Massachusetts regulators in 2004 proposed a formal reprimand for a company now linked to deadly meningitis outbreak, but they never delivered it after the company protested the reprimand could be "fatal to the business."
The sanction by the Board of Registration in Pharmacy was included in a proposed consent agreement that was meant to resolve complaints against the New England Compounding Center in Framingham. The complaints included a failure to meet accepted standards for making the same steroid that's been connected to the outbreak.

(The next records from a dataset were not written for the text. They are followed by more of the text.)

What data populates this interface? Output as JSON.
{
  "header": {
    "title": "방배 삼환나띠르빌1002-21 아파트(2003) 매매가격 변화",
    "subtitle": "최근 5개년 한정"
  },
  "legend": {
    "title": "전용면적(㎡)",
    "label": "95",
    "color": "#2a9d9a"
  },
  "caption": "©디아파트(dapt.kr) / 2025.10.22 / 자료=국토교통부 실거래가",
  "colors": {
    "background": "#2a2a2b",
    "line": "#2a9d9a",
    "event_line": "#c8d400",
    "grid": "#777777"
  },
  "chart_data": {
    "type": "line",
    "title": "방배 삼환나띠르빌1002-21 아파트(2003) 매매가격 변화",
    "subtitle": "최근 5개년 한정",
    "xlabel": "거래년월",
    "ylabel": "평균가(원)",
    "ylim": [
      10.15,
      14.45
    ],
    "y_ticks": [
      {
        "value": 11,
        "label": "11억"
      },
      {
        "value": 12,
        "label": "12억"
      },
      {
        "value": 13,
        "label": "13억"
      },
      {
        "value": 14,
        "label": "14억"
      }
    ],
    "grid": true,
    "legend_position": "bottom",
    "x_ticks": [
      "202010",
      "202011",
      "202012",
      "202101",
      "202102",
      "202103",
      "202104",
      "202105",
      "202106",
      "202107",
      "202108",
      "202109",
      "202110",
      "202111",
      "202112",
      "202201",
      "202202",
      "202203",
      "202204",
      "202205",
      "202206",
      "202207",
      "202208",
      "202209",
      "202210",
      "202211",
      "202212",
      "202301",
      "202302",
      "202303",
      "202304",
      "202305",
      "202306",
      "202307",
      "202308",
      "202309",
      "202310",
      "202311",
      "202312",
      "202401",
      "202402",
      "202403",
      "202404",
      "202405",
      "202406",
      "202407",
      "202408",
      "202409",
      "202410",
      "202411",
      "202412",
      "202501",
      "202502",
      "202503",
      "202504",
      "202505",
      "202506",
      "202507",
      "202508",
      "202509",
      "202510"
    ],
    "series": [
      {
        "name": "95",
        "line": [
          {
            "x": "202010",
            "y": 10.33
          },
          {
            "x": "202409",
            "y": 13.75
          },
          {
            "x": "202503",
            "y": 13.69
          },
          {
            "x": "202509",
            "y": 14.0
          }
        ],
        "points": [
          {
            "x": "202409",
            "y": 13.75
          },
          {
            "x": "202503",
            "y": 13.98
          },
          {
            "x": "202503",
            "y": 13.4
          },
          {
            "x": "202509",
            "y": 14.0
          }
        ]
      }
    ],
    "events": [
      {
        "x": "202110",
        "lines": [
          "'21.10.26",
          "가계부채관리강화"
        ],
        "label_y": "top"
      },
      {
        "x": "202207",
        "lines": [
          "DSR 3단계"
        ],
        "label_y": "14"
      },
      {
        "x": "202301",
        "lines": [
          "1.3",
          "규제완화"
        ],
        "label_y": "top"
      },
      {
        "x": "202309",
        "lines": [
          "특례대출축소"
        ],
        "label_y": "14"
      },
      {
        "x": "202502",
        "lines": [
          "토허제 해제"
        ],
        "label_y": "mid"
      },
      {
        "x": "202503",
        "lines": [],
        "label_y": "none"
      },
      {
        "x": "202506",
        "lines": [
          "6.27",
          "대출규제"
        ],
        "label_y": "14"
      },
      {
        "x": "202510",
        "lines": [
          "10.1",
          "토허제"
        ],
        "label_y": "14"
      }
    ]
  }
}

The agreement was among documents released this week by the state Department of Health that provide more details about past incidents at NECC, which was shut down in the wake of the fungal meningitis outbreak that has reached 17 states, sickening 317 people, 24 of whom have died. The outbreak has been linked to a steroid made by the NECC and taken mainly for back pain. Compounding pharmacies like NECC custom mix solutions in doses or forms generally not commercially available.
The state has now moved to revoke NECC's license, but the reprimand represents a missed opportunity to crack down on the lab years before the current outbreak.
The proposed consent agreement, sent to owner Barry Cadden for review in October 2004, included the reprimand and a three-year probationary period for the company's registration and Cadden's license.
In its response, the company's attorney wrote that the board's dealings with the company were "a success story" and a reprimand was unwarranted.
"The collateral consequences to many, if not all of NECC's 42 other licenses (to operate in other states), would be potentially fatal to the business," attorney Paul Cirel wrote.
"Such a catastrophe is clearly not the intended result of the Board's proposed reprimand, nor is it warranted in this case," Cirel wrote. "The Board's mandate is to protect the public health safety and welfare, not punish the licensees."
In a footnote, he wrote, "Once disclosed, the reprimand will surely result in inquiries/investigations in those other jurisdictions. Regardless of the derivative actions taken, the attendant legal and administrative costs will be devastating."
The case ended without disciplinary action as part of a different consent agreement reached with the board in 2006.
Cirel did not respond to requests for comment from The Associated Press.
Alec Loftus, a spokesman for the state's office of health and human services, said the state has expanded its investigation to include how the 2006 consent agreement was reached, including why the board never issued the reprimand and whether that was related to the protest from the company.
The agreement was signed under then-Gov. Mitt Romney's administration, but some members from that time remain on the pharmacy board.
"All options are on the table, and no actions have been ruled out," Loftus said. "We won't be satisfied until all of those responsible for these troubling events are held accountable."
He added that the state was still compiling information on how frequently formal reprimands are given.
Loyd V. Allen Jr., editor of the International Journal of Pharmaceutical Compounding, said the proposed three years' probation indicates the board considered the violations very serious. He said a plea from the company should have been irrelevant to the board's decision.
"Whether or not it's going to be hurtful or harmful to the business shouldn't really be the issue if patient safety is on the line," Allen said.
The pharmacy board recommended the reprimand after an investigation that followed a confidential report filed with a U.S. Food and Drug Administration district office in Stoneham in 2002. The report alleged that two patients had an unspecified "adverse effect" after taking an NECC compounded Betamethasone Repository Injection, a steroid used to treat joint pain and arthritis that's different from the one linked to the current meningitis outbreak.
A subsequent inspector's report, completed in March 2004 after numerous interactions between the state and NECC, said a toxin had been found in the drug and the company couldn't produce various records about the drug, including test results on its sterility. Similar problems have been uncovered in a preliminary investigation of NECC prompted by the outbreak, including failure to sterilize its products long enough and inadequate testing of its sterilization equipment.
The inspector's report also noted the FDA had notified the state pharmacy board in October 2002 about "a second incident" involving a drug the company had produced, methylprednisolone acetate, which is the same steroid linked to the outbreak.
The report offered no details about that incident. But the FDA report to Massachusetts came three months after New York resident William Koch became sick with bacterial meningitis after receiving an injection of the same steroid, made at NECC. He died as a result in 2004 and NECC later settled a lawsuit in the case.
Some circumstantial evidence points to Koch's involvement in the second incident. For instance, the October 2002 complaint was the only one involving methylprednisolone acetate in the year he got sick, according to a timeline of complaints against NECC that was released Monday among the Department of Public Health documents. That complaint also originated in New York, where Koch lived.
The FDA said it could not give details about what it told Massachusetts in October 2002, so it could not be definitively confirmed that Koch was involved in the second incident.
The inspector's report said that a re-inspection of NECC showed it had corrected its problems by 2004. But the inspector cited previous concerns against the agency dating from 1999, and wrote: "It is this investigator's opinion that a formal reprimand should be issued."